Is Scott really just 140 IQ? Is Gwern 136? We don’t really know, but the estimates are probably measuring something that has to do with their real levels of intelligence. The targets suffer from extreme range restriction as most people are in the 130’s area, so a correlation with IQ scores for these people wouldn’t be particularly informative (recall, n = 54). However, it is worth saying a few words about the relationship between genius and intelligence. The above individuals are generally characterized by extreme creative outputs in the sense of writing or otherwise producing more cultural content than most other people do. Certainly, this has something to do with their intelligence levels, but also generally, differences between intellectuals and typical 130+ IQ people have relatively little to do with intelligence because there just isn’t that much variation further out. Instead, differences in output quality and quantity between you and Scott Alexander, for instance, have a lot more to do with Galton’s ‘triple event’:

The particular meaning in which I employ the word ability, does not restrict my argument from a wider application; for, if I succeed in showing—as I undoubtedly shall do—that the concrete triple event, of ability combined with zeal and with capacity for hard labour, is inherited, much more will there be justification for believing that any one of its three elements, whether it be ability, or zeal, or capacity for labour, is similarly a gift of inheritance.

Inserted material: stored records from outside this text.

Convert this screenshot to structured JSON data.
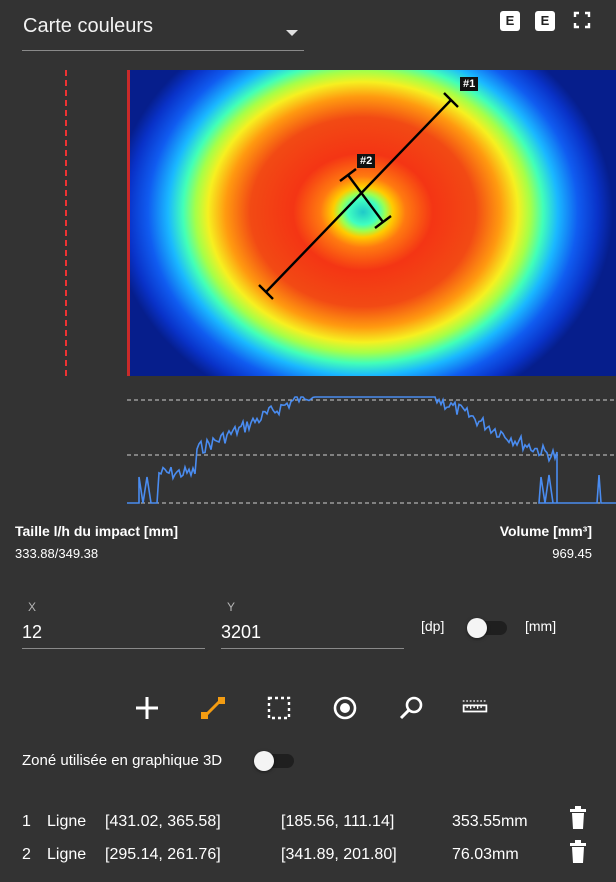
{
  "select": {
    "value": "Carte couleurs"
  },
  "toolbar": {
    "btn1": "E",
    "btn2": "E",
    "fullscreen_icon": "fullscreen-icon"
  },
  "image": {
    "marker1": "#1",
    "marker2": "#2"
  },
  "impact": {
    "size_label": "Taille l/h du impact [mm]",
    "size_value": "333.88/349.38",
    "volume_label": "Volume [mm³]",
    "volume_value": "969.45"
  },
  "coords": {
    "x_label": "X",
    "x_value": "12",
    "y_label": "Y",
    "y_value": "3201",
    "unit_left": "[dp]",
    "unit_right": "[mm]",
    "unit_mm_on": false
  },
  "tools": [
    "add-icon",
    "line-icon",
    "rectangle-select-icon",
    "circle-target-icon",
    "zoom-icon",
    "measure-ruler-icon"
  ],
  "zone3d": {
    "label": "Zoné utilisée en graphique 3D",
    "on": false
  },
  "measurements": [
    {
      "index": "1",
      "type": "Ligne",
      "start": "[431.02, 365.58]",
      "end": "[185.56, 111.14]",
      "length": "353.55mm"
    },
    {
      "index": "2",
      "type": "Ligne",
      "start": "[295.14, 261.76]",
      "end": "[341.89, 201.80]",
      "length": "76.03mm"
    }
  ],
  "colors": {
    "background": "#333333",
    "accent": "#f39c12",
    "profile_line": "#4a8cf0"
  }
}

As usual, Arthur Jensen picked up the mantle and provided a good discussion of this multiplicative model of creative achievement (Jensen 1996: Giftedness and genius: Crucial differences):

I will argue that exceptional achievement is a multiplicative function of a number of different traits, each o f which is normally distributed, but which in combination are so synergistic as to skew the resulting distribution of achievement. An extremely extended upper tail is thus produced, and it is within this tail that genius can be found. An interesting two-part question then arises: how many different traits are involved in producing extraordinary achievement, and what are they? The musings that follow provide some conjectures that can be drawn on to answer this critical question.

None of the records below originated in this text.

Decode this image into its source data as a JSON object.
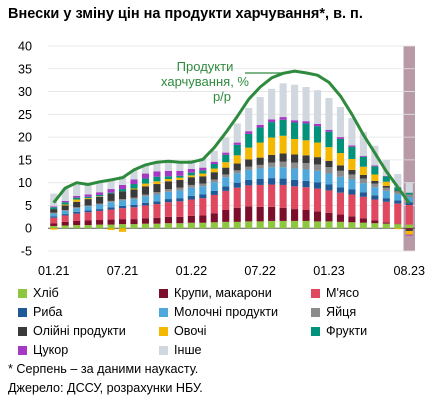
{
  "title": "Внески у зміну цін на продукти харчування*, в. п.",
  "footnote": "* Серпень – за даними наукасту.",
  "source": "Джерело: ДССУ, розрахунки НБУ.",
  "annotation": "Продукти харчування, % р/р",
  "chart_data": {
    "type": "bar",
    "stacked": true,
    "title": "Внески у зміну цін на продукти харчування*, в. п.",
    "ylabel": "",
    "xlabel": "",
    "ylim": [
      -5,
      40
    ],
    "y_ticks": [
      -5,
      0,
      5,
      10,
      15,
      20,
      25,
      30,
      35,
      40
    ],
    "grid": true,
    "legend_position": "bottom",
    "shaded_region": "08.23",
    "x_tick_labels": [
      "01.21",
      "07.21",
      "01.22",
      "07.22",
      "01.23",
      "08.23"
    ],
    "categories": [
      "01.21",
      "02.21",
      "03.21",
      "04.21",
      "05.21",
      "06.21",
      "07.21",
      "08.21",
      "09.21",
      "10.21",
      "11.21",
      "12.21",
      "01.22",
      "02.22",
      "03.22",
      "04.22",
      "05.22",
      "06.22",
      "07.22",
      "08.22",
      "09.22",
      "10.22",
      "11.22",
      "12.22",
      "01.23",
      "02.23",
      "03.23",
      "04.23",
      "05.23",
      "06.23",
      "07.23",
      "08.23"
    ],
    "series": [
      {
        "name": "Хліб",
        "color": "#8dc63f",
        "values": [
          0.5,
          0.6,
          0.7,
          0.7,
          0.8,
          0.8,
          0.9,
          0.9,
          1.0,
          1.0,
          1.1,
          1.1,
          1.2,
          1.2,
          1.3,
          1.4,
          1.4,
          1.5,
          1.5,
          1.6,
          1.6,
          1.6,
          1.6,
          1.5,
          1.5,
          1.4,
          1.3,
          1.2,
          1.1,
          1.0,
          0.9,
          0.8
        ]
      },
      {
        "name": "Крупи, макарони",
        "color": "#7b0f2b",
        "values": [
          0.6,
          0.8,
          0.9,
          1.0,
          1.0,
          1.1,
          1.1,
          1.1,
          1.2,
          1.3,
          1.4,
          1.4,
          1.5,
          1.6,
          2.0,
          2.6,
          3.1,
          3.3,
          3.2,
          3.1,
          2.9,
          2.6,
          2.4,
          2.2,
          1.9,
          1.6,
          1.3,
          1.0,
          0.6,
          0.3,
          0.1,
          -0.3
        ]
      },
      {
        "name": "М'ясо",
        "color": "#e0485f",
        "values": [
          1.2,
          1.4,
          1.6,
          1.8,
          2.0,
          2.2,
          2.4,
          2.6,
          2.8,
          3.0,
          3.2,
          3.4,
          3.6,
          3.8,
          4.0,
          4.2,
          4.4,
          4.6,
          4.8,
          4.9,
          5.0,
          5.0,
          5.0,
          5.0,
          4.9,
          4.8,
          4.8,
          4.7,
          4.6,
          4.5,
          4.4,
          4.3
        ]
      },
      {
        "name": "Риба",
        "color": "#1f5a96",
        "values": [
          0.3,
          0.3,
          0.4,
          0.4,
          0.4,
          0.5,
          0.5,
          0.5,
          0.6,
          0.6,
          0.7,
          0.7,
          0.8,
          0.8,
          0.9,
          1.0,
          1.1,
          1.2,
          1.3,
          1.4,
          1.4,
          1.4,
          1.4,
          1.4,
          1.3,
          1.2,
          1.1,
          1.0,
          0.9,
          0.8,
          0.7,
          0.6
        ]
      },
      {
        "name": "Молочні продукти",
        "color": "#4fa8dc",
        "values": [
          0.6,
          0.7,
          0.8,
          0.9,
          1.0,
          1.1,
          1.2,
          1.3,
          1.4,
          1.5,
          1.6,
          1.7,
          1.8,
          1.8,
          1.9,
          2.0,
          2.1,
          2.2,
          2.3,
          2.4,
          2.5,
          2.5,
          2.5,
          2.5,
          2.4,
          2.3,
          2.2,
          2.0,
          1.8,
          1.6,
          1.4,
          1.2
        ]
      },
      {
        "name": "Яйця",
        "color": "#8c8c8c",
        "values": [
          0.2,
          0.2,
          0.2,
          0.2,
          0.2,
          0.3,
          0.3,
          0.3,
          0.4,
          0.5,
          0.6,
          0.6,
          0.6,
          0.6,
          0.6,
          0.6,
          0.6,
          0.7,
          0.8,
          1.0,
          1.2,
          1.3,
          1.4,
          1.4,
          1.4,
          1.3,
          1.1,
          1.0,
          0.8,
          0.7,
          0.6,
          0.5
        ]
      },
      {
        "name": "Олійні продукти",
        "color": "#3a3a3a",
        "values": [
          0.8,
          1.0,
          1.2,
          1.4,
          1.5,
          1.6,
          1.7,
          1.8,
          1.8,
          1.8,
          1.7,
          1.7,
          1.7,
          1.6,
          1.6,
          1.5,
          1.5,
          1.6,
          1.6,
          1.7,
          1.8,
          1.8,
          1.7,
          1.6,
          1.4,
          1.2,
          1.0,
          0.8,
          0.6,
          0.4,
          0.2,
          -0.3
        ]
      },
      {
        "name": "Овочі",
        "color": "#f5b800",
        "values": [
          -0.3,
          0.2,
          0.5,
          0.2,
          0.1,
          -0.4,
          -0.8,
          0.2,
          0.6,
          0.6,
          0.5,
          0.5,
          0.4,
          0.6,
          0.8,
          1.2,
          1.8,
          2.6,
          3.3,
          3.8,
          3.9,
          3.4,
          3.3,
          3.2,
          3.0,
          2.7,
          2.4,
          1.8,
          1.4,
          0.9,
          -0.2,
          -0.8
        ]
      },
      {
        "name": "Фрукти",
        "color": "#00927a",
        "values": [
          0.4,
          0.5,
          0.4,
          0.3,
          0.3,
          0.2,
          0.5,
          1.0,
          1.1,
          1.0,
          0.6,
          0.4,
          0.6,
          0.7,
          1.0,
          1.6,
          2.3,
          3.0,
          3.3,
          3.4,
          3.5,
          3.6,
          3.7,
          3.6,
          3.4,
          3.1,
          2.7,
          2.2,
          1.8,
          1.2,
          0.7,
          0.4
        ]
      },
      {
        "name": "Цукор",
        "color": "#a639c4",
        "values": [
          0.2,
          0.3,
          0.4,
          0.5,
          0.6,
          0.8,
          0.9,
          1.0,
          1.1,
          1.2,
          1.2,
          1.1,
          0.8,
          0.6,
          0.5,
          0.5,
          0.5,
          0.6,
          0.6,
          0.6,
          0.6,
          0.5,
          0.5,
          0.5,
          0.4,
          0.4,
          0.3,
          0.2,
          0.2,
          0.1,
          0.0,
          -0.2
        ]
      },
      {
        "name": "Інше",
        "color": "#d0d7df",
        "values": [
          2.8,
          2.7,
          2.5,
          2.3,
          2.2,
          2.1,
          2.0,
          2.0,
          2.0,
          2.0,
          2.0,
          2.0,
          2.0,
          2.1,
          2.4,
          3.3,
          4.2,
          5.1,
          6.1,
          6.7,
          7.4,
          7.8,
          7.5,
          7.4,
          7.0,
          6.6,
          6.0,
          5.2,
          4.3,
          3.5,
          2.9,
          2.2
        ]
      }
    ],
    "line": {
      "name": "Продукти харчування, % р/р",
      "color": "#2e8b3e",
      "values": [
        5.6,
        8.8,
        10.0,
        9.6,
        10.2,
        10.6,
        11.1,
        12.8,
        13.9,
        14.5,
        14.7,
        14.5,
        14.5,
        15.1,
        17.7,
        21.0,
        24.5,
        28.3,
        31.0,
        33.0,
        34.0,
        34.5,
        34.1,
        33.6,
        32.0,
        29.0,
        25.0,
        20.5,
        16.5,
        12.5,
        9.0,
        5.5
      ]
    }
  }
}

Jensen summarizes them as:

Genius = High Ability X High Productivity X High Creativity

The theoretical underpinnings o f these three ingredients are:
—Ability = g = efficiency of information processing

—Productivity = endogenous cortical stimulation

—Creativity = trait psychoticism

I suggest that to explain the relative productivity of someone like Scott Alexander (or myself) in contrast with our many friends with similar intelligence levels, one should look towards the other two factors above. The last one usually results in mental illness in the family, especially psychosis (fittingly, my paternal grandmother was a schizophrenic). For those interested in much, much more on the origins of genius, read Hans Eysenck’s fantastic book Genius: The natural history of creativity (1995). I wrote a long review of it a few years ago.